I'm a little nervous about going onto a foreign military base, and think about what's in my purse to make sure there's nothing anyone could worry about. I brought only carry-on luggage, so I know I can pass a security scan. "Can I bring my camera? Will I be able to take pictures? Is there a dress code?" I have my ID and my pilot licence ready but we only pause a moment in front of the soldier at the gates before being waved on. They don't even check John's ID. He says he has a special sticker on his car. I knew the car had to have some redeeming feature. It wasn't the paint job, the tracked "automatic" shoulderbelts or the missing panel completely exposing the interior of the driver's door. Apparently his sister bought a truck with bullet holes from being blasted by a drunk logger with his rifle when it would not start, so it must be an issue of family pride.
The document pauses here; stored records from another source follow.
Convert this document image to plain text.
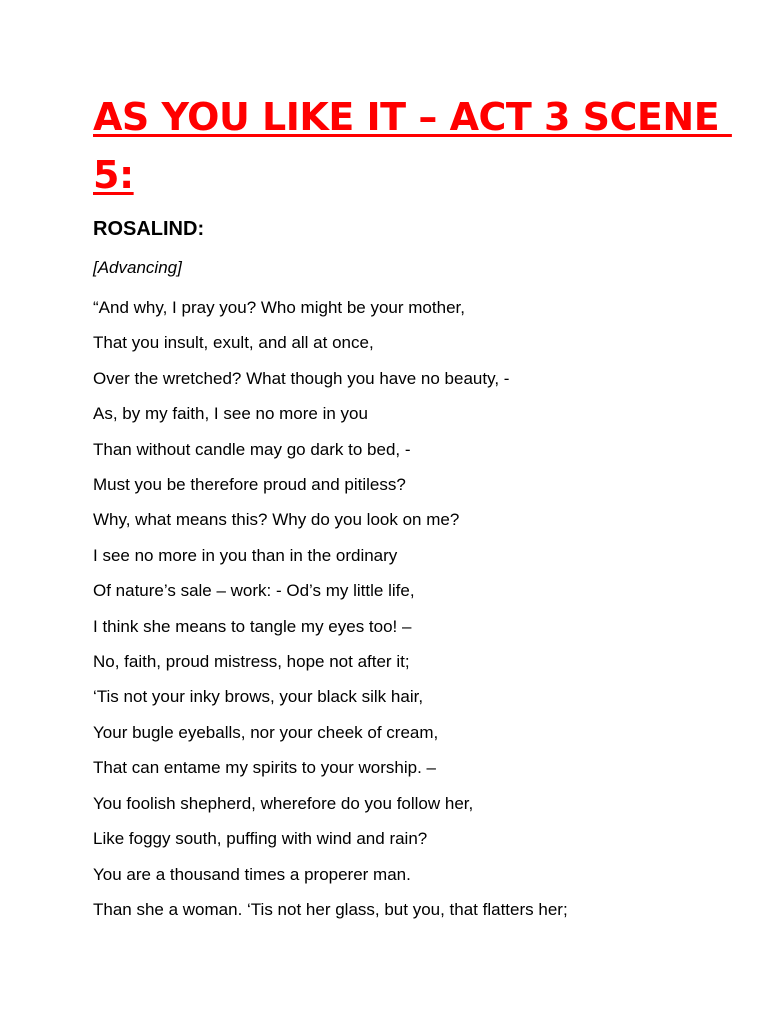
AS YOU LIKE IT – ACT 3 SCENE
5:

ROSALIND:

[Advancing]

“And why, I pray you? Who might be your mother,
That you insult, exult, and all at once,
Over the wretched? What though you have no beauty, -
As, by my faith, I see no more in you
Than without candle may go dark to bed, -
Must you be therefore proud and pitiless?
Why, what means this? Why do you look on me?
I see no more in you than in the ordinary
Of nature’s sale – work: - Od’s my little life,
I think she means to tangle my eyes too! –
No, faith, proud mistress, hope not after it;
‘Tis not your inky brows, your black silk hair,
Your bugle eyeballs, nor your cheek of cream,
That can entame my spirits to your worship. –
You foolish shepherd, wherefore do you follow her,
Like foggy south, puffing with wind and rain?
You are a thousand times a properer man.
Than she a woman. ‘Tis not her glass, but you, that flatters her;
The US military has Air Force, Army, Navy and Marines. I get that an air force flies, an army travels over the ground and a navy does things in boats, but that doesn't leave much room in the universe for a fourth force. The US Army, Navy and Marines were all founded in 1775 to fight the American Revolution. It seems that in those days the Navy concentrated more on sailing the ships and firing the guns, and the Marines were a fighting force that went with them. John explains that the Marines have always been regarded as shock troops, their traditional mission being to capture beachheads and hold them until occupation forces arrive. Nowadays it seems that they are an elite force that get to do everything all the other forces do, but spend their training being told they are better than everyone else, which, as John put it, "meant in practical terms that the individual marine trusted in and relied on his comrades to an extraordinary degree and that he himself was trustworthy and reliable."
They're better because they are told they are better? That seems a little touchy-feely for jarheads, but John has advised me that one doesn't mess with Marines, so I'll take their word for it. It does seems a little insulting to the other forces, who I'm sure have their own elites and don't think of themselves as the 'safety schools' of military forces. This whole base is a Marine base, no other forces personnel are present.
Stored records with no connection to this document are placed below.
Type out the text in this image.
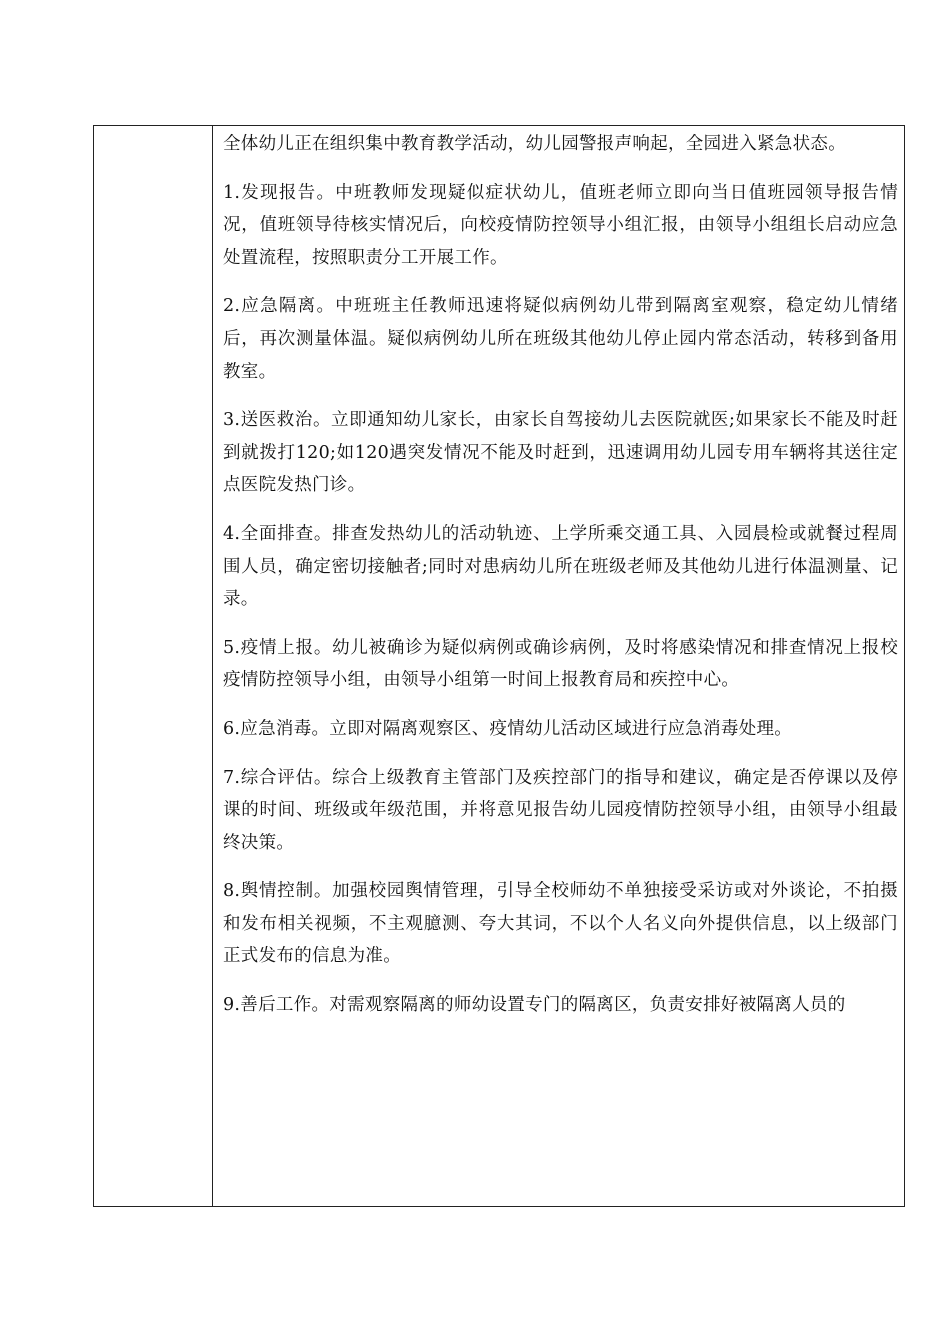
全体幼儿正在组织集中教育教学活动，幼儿园警报声响起，全园进入紧急状态。

1.发现报告。中班教师发现疑似症状幼儿，值班老师立即向当日值班园领导报告情况，值班领导待核实情况后，向校疫情防控领导小组汇报，由领导小组组长启动应急处置流程，按照职责分工开展工作。

2.应急隔离。中班班主任教师迅速将疑似病例幼儿带到隔离室观察，稳定幼儿情绪后，再次测量体温。疑似病例幼儿所在班级其他幼儿停止园内常态活动，转移到备用教室。

3.送医救治。立即通知幼儿家长，由家长自驾接幼儿去医院就医;如果家长不能及时赶到就拨打120;如120遇突发情况不能及时赶到，迅速调用幼儿园专用车辆将其送往定点医院发热门诊。

4.全面排查。排查发热幼儿的活动轨迹、上学所乘交通工具、入园晨检或就餐过程周围人员，确定密切接触者;同时对患病幼儿所在班级老师及其他幼儿进行体温测量、记录。

5.疫情上报。幼儿被确诊为疑似病例或确诊病例，及时将感染情况和排查情况上报校疫情防控领导小组，由领导小组第一时间上报教育局和疾控中心。

6.应急消毒。立即对隔离观察区、疫情幼儿活动区域进行应急消毒处理。

7.综合评估。综合上级教育主管部门及疾控部门的指导和建议，确定是否停课以及停课的时间、班级或年级范围，并将意见报告幼儿园疫情防控领导小组，由领导小组最终决策。

8.舆情控制。加强校园舆情管理，引导全校师幼不单独接受采访或对外谈论，不拍摄和发布相关视频，不主观臆测、夸大其词，不以个人名义向外提供信息，以上级部门正式发布的信息为准。

9.善后工作。对需观察隔离的师幼设置专门的隔离区，负责安排好被隔离人员的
There are lots of civilians, though. I think I see more people in civilian clothes than military uniforms. I see a car with a GRAMMA personalized plate outside of a hangar and at first I think, "heh, some A&P has borrowed his grandmother's car." But there's no reason not to think that an A&P didn't order that plate when her son or daughter had their first child.
I had been hoping to take a picture of a real KC130 on the ground, and then the simulator inside, but it turns out that the entire flight line is one of the places where photography is forbidden. Not that I could see anything out there anyway. There was a pretty solid row of hangars all along the runway, so I can only see the aircraft on approach and after taking off. My US military aircraft identification skills are poor, but John pointed out a Harrier and a V-22 Osprey. You know someone doesn't know a thing about military aircraft when she has to have those identified to her. I can report that they are both angular, loud and grey.
The housing area looks like a nice residential district anywhere. There's a marina with sailboats, a school and a gym, that sort of thing. Along one road, the chain link fence is covered in creative homemade banners welcoming individual marines home from deployment. There isn't really that much military stuff to see just driving around. We go to John's office.
It looks like a computer geek's office anywhere. Cartoons on the door, old computer manuals (ADA, anyone?) on the bookshelves, undecipherable scribbles on the whiteboard and printouts taped to the wall. He gave me permission to photograph and post one of the snag sheets, a list of what is wrong with the sim. The items to be fixed are not burned out light bulbs or missing screws as on an actual aircraft, but rather modifications that are required to make the sim exactly like the real airplane. Amusingly to me, many of the snags relate to lights not dimming when they should, something I can definitely relate to. Presumably lights burn out and screws get lost on the sim, too, but someone junior to John gets those repair jobs. I poke around the office and giggle at the geeky calendar while John works on unclassified military business, related to photocopier maintenance contract billing schedules.
Hey, there are fifty thousand people on this base. They can't all be flying around in fighter jets and stabbing bayonets into mannequins all day.